The central challenge is the inverse nature of the reconstruction: measured signals are available at the body surface, but the underlying locations and strengths of activity are hidden. Mathematical inverse methods estimate source configurations that could have produced those measurements. Consequently, a source map is an evidence-based model, not a direct observation of neuronal tissue.
Head anatomy and modeling assumptions shape how surface measurements are related to possible sources inside the brain. If those inputs or assumptions change, the estimated location and strength of activity can also change. For that reason, researchers interpret reconstructed maps alongside the quality of the sensor data and the assumptions used to generate them.
EEG and MEG contribute different kinds of surface measurements: EEG records electrical signals, whereas MEG records magnetic signals generated by synchronized neuronal currents. The selected sensor modality therefore determines which measurements enter the reconstruction. In either case, mathematical source estimation converts the recorded activity into a model of likely brain locations and strengths.
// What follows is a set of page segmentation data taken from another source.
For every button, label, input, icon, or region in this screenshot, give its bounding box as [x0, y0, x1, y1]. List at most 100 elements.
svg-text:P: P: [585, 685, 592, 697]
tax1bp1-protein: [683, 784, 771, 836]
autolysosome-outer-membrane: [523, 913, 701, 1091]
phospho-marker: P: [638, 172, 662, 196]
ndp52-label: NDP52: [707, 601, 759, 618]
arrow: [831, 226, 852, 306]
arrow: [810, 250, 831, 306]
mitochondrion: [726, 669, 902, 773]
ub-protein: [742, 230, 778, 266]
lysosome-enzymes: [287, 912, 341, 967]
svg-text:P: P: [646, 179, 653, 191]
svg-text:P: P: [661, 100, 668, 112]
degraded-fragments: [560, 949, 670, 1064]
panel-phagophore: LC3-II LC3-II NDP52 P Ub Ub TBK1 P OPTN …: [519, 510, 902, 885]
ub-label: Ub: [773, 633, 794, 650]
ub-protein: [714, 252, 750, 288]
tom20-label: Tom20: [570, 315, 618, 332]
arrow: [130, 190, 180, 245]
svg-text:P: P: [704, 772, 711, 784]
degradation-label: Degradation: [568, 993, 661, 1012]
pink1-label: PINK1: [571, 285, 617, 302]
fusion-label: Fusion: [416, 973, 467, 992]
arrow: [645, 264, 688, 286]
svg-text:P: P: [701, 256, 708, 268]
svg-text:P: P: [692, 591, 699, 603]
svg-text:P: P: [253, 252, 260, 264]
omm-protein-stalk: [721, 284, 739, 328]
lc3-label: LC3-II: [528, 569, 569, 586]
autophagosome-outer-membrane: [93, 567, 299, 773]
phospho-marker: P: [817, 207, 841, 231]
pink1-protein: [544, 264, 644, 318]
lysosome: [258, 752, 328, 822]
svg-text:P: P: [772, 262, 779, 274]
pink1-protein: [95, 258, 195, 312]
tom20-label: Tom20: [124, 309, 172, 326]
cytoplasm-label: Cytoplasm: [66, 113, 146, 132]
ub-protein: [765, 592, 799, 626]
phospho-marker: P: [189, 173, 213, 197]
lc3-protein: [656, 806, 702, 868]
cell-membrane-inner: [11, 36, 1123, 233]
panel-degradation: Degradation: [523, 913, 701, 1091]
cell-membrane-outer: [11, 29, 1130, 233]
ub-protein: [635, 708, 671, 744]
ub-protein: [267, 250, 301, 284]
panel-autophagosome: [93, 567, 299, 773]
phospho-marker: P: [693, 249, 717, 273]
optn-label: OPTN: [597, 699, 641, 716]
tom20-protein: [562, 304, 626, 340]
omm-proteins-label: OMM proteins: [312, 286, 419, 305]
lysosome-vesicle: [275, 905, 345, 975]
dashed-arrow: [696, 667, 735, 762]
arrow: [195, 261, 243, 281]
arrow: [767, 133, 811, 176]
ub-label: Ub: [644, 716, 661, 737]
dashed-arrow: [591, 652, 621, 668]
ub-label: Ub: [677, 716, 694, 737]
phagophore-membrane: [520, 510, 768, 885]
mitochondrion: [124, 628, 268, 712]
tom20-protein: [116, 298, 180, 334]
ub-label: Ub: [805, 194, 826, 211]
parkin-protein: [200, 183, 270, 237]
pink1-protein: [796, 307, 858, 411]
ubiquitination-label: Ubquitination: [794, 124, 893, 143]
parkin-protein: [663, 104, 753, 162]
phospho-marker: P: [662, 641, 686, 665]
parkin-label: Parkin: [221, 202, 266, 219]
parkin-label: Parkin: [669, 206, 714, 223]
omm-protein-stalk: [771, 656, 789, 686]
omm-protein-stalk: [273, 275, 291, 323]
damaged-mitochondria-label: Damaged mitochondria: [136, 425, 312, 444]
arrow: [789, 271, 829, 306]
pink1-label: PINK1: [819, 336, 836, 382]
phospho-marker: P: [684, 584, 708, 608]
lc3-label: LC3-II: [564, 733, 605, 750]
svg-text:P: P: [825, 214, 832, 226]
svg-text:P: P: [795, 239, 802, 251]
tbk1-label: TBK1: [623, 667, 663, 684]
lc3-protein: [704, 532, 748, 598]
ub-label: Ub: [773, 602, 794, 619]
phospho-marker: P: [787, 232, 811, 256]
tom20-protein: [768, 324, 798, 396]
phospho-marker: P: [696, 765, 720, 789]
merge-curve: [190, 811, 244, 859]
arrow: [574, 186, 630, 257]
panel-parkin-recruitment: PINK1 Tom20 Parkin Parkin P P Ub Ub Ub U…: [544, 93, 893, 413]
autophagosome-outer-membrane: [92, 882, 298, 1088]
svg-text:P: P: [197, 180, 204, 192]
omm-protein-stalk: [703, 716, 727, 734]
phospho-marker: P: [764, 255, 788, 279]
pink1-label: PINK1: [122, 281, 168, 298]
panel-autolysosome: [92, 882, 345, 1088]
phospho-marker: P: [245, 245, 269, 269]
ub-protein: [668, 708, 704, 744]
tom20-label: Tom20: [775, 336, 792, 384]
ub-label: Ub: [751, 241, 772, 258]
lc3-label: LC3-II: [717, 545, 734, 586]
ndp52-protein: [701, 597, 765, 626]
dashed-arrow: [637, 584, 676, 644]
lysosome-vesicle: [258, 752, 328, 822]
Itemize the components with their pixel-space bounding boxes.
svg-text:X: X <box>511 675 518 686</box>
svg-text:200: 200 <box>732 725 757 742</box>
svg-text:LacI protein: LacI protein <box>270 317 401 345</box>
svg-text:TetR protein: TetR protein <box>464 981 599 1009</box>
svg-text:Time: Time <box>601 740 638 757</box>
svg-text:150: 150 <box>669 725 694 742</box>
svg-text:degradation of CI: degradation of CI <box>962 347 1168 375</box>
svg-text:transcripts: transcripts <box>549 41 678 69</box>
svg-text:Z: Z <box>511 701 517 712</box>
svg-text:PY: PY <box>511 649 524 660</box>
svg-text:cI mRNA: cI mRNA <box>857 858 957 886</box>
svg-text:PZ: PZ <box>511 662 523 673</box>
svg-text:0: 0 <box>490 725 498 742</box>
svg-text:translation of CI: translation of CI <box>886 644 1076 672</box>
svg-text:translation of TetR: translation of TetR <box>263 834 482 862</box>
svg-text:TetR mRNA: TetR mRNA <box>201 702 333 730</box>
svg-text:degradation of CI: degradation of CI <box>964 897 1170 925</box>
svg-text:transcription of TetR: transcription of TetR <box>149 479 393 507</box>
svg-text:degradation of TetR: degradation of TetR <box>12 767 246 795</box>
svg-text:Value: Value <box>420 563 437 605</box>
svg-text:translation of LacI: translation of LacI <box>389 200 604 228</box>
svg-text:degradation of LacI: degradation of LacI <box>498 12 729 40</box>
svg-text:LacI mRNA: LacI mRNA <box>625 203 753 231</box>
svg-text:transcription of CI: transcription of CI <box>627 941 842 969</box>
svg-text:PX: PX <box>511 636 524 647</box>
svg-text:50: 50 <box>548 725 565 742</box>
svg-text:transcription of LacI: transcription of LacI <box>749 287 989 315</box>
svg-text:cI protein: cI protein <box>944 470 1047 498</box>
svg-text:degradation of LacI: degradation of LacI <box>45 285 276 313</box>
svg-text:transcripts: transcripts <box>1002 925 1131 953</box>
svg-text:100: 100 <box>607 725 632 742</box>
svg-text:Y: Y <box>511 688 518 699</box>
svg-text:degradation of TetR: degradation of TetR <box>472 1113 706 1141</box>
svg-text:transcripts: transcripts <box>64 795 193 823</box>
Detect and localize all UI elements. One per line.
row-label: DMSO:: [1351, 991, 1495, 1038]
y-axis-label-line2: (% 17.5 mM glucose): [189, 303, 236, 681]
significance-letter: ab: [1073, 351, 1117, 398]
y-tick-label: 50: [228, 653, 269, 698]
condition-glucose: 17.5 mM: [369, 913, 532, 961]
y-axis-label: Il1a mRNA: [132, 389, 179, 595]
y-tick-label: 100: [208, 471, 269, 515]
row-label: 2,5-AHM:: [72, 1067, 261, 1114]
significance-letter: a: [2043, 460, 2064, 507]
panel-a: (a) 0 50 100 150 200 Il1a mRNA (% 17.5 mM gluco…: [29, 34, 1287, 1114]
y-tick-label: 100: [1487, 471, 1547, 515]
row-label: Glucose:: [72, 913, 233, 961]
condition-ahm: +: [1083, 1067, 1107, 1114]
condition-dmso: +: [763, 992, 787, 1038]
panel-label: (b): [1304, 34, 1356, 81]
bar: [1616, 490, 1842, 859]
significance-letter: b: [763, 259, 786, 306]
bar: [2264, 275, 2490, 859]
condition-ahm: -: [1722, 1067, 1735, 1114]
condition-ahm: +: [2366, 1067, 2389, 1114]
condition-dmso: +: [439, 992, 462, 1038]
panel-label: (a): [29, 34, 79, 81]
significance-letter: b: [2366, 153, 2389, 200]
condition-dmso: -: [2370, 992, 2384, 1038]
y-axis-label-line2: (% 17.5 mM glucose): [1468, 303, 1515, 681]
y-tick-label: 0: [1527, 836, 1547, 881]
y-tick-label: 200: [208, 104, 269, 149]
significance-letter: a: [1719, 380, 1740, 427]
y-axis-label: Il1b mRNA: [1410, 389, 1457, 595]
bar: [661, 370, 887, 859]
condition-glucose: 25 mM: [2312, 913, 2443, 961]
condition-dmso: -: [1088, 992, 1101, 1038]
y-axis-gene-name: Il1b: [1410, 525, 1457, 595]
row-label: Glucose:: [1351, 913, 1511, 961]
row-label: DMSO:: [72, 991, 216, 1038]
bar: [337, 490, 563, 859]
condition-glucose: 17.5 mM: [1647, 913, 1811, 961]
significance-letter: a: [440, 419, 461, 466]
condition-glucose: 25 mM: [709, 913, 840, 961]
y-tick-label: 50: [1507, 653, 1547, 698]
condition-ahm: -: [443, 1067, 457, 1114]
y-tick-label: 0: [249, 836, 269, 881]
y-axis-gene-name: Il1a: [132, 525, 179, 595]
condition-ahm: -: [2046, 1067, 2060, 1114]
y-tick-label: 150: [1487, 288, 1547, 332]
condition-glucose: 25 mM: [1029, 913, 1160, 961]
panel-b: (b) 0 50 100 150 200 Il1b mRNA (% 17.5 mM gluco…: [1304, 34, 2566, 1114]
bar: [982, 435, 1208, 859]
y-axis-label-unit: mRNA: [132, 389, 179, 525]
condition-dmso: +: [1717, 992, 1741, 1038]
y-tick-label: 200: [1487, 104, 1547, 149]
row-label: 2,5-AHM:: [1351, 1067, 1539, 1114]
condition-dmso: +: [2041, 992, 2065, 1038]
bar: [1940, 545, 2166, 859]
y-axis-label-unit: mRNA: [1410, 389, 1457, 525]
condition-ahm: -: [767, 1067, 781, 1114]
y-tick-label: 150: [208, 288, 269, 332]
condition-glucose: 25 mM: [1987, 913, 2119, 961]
A typical workflow begins by recording activity with surface sensors, such as EEG or MEG. Researchers then use mathematical inverse methods to estimate the likely locations and strengths of the underlying sources, taking head anatomy and modeling assumptions into account. The resulting source maps are interpreted in relation to the neural process or stimulus being studied.
Source maps can help researchers examine brain organization, communication, and responses to stimuli. By estimating where activity arises and how strong it may be, the maps provide a way to study physiological processes that are not directly visible from surface recordings alone. Their value lies in connecting measured signals with hypotheses about activity inside the brain.
In epilepsy research, reconstructed source maps can support clinical investigation by indicating the likely brain locations associated with recorded electrical or magnetic activity. These estimates do not directly reveal hidden tissue, so interpretation must consider data quality, head anatomy, and model assumptions. Used carefully, the approach can help relate abnormal activity patterns to candidate brain regions.